Quant à la surcharge de travail invoquée, les bulletins de paye ne mettent en exergue sur l’année 2022 que la réalisation de 6 heures mensuelles en moyenne au titre des heures supplémentaires, desquelles il ne peut être déduit le caractère 'stressant, usant et méprisant’ du travail, comme le relate son épouse dans son attestation, ou l’inadaptation des missions confiées et des résultats attendus par l’employeur de la part de son salarié.
Enfin, le fait que l’employeur ait refusé une rupture conventionnelle du contrat de travail en suite de la réunion du 7 avril 2022 ne pouvait tout autant excuser l’absence de M. [G], l’employeur demeurant libre de ne pas accepter cette dernière.
En conséquence, à défaut pour le salarié de justifier d’un motif légitime à l’abandon de poste qu’il a laissé perdurer du 14 avril au 17 juin 2022 malgré deux rappels de l’employeur, ce dernier était en droit de le sanctionner quand bien même il avait manifesté sa volonté de reprise, dès lors que M. [G] a sciemment méconnu ses obligations contractuelles et a au surplus, par son absence, perturbé le fonctionnement de la société comme l’a rappelé la société dans la lettre de licenciement.

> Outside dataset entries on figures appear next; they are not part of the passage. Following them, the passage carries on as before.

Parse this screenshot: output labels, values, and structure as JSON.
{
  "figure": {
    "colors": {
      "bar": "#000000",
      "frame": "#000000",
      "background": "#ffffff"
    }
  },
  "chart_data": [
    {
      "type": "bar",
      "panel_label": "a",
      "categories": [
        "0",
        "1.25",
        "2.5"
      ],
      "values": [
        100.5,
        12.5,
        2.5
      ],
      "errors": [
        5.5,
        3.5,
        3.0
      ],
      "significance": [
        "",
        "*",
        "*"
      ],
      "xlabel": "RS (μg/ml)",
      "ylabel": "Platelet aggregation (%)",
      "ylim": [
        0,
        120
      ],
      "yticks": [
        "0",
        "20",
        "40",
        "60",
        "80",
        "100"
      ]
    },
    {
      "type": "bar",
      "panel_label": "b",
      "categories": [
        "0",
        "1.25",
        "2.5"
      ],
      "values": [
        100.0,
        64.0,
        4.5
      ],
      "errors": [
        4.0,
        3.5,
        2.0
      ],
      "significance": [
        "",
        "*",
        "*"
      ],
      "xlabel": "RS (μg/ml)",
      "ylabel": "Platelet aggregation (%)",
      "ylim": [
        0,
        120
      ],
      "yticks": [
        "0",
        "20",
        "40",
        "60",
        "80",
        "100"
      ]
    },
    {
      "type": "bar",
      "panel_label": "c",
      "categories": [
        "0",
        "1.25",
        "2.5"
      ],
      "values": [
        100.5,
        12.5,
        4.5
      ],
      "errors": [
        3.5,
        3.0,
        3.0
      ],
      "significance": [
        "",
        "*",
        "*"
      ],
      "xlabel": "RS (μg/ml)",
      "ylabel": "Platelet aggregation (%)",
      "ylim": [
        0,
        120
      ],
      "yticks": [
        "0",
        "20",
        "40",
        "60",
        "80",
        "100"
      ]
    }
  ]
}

Un tel comportement, que le salarié n’a entendu modifier qu’après l’engagement de la procédure de licenciement le 15 juin 2022, rendait cependant impossible le maintien du salarié dans l’entreprise et présentait un caractère de gravité que ni l’ancienneté du salarié ni l’absence de passé disciplinaire ne permet d’atténuer.
Le licenciement pour faute grave est en conséquence bien-fondé.
Le jugement entrepris sera dès lors confirmé en ce qu’il a débouté le salarié de ses demandes de dommages et intérêts pour licenciement sans cause réelle et sérieuse, d’indemnité légale de licenciement, d’indemnité compensatrice de préavis, outre congés payés afférents, et de rappel de salaires au titre de la mise à pied conservatoire, en lui substituant cependant les présents motifs.
— Sur les autres demandes :
Le jugement entrepris sera confirmé en ce qu’il a statué sur les dépens et les frais irrépétibles.
Partie perdante, M. [G] sera condamné aux dépens et débouté de sa demande présentée sur le fondement de l’article 700 du code de procédure civile.
M. [G] sera condamné à payer à la SAS SAPHIR INDUSTRIE la somme de 1 500 euros au titre de ses frais irrépétibles.
PAR CES MOTIFS
La cour, statuant contradictoirement, après débats en audience publique et en avoir délibéré conformément à la loi, :
— Confirme le jugement du conseil de prud’hommes de Lons-le-Saunier du 11 septembre 2023 par substitution de motifs
— Condamne M. [D] [G] aux dépens d’appel
— Et par application des dispositions de l’article 700 du code de procédure civile, condamne M. [D] [G] à payer à la SAS SAPHIR INDUSTRIE la somme de 1 500 euros et le déboute de sa demande présentée sur le même fondement.
Ledit arrêt a été prononcé par mise à disposition au greffe le treize décembre deux mille vingt quatre et signé par Madame Florence DOMENEGO, conseiller pour le président de chambre empêché, et Monsieur Xavier DEVAUX, directeur de greffe.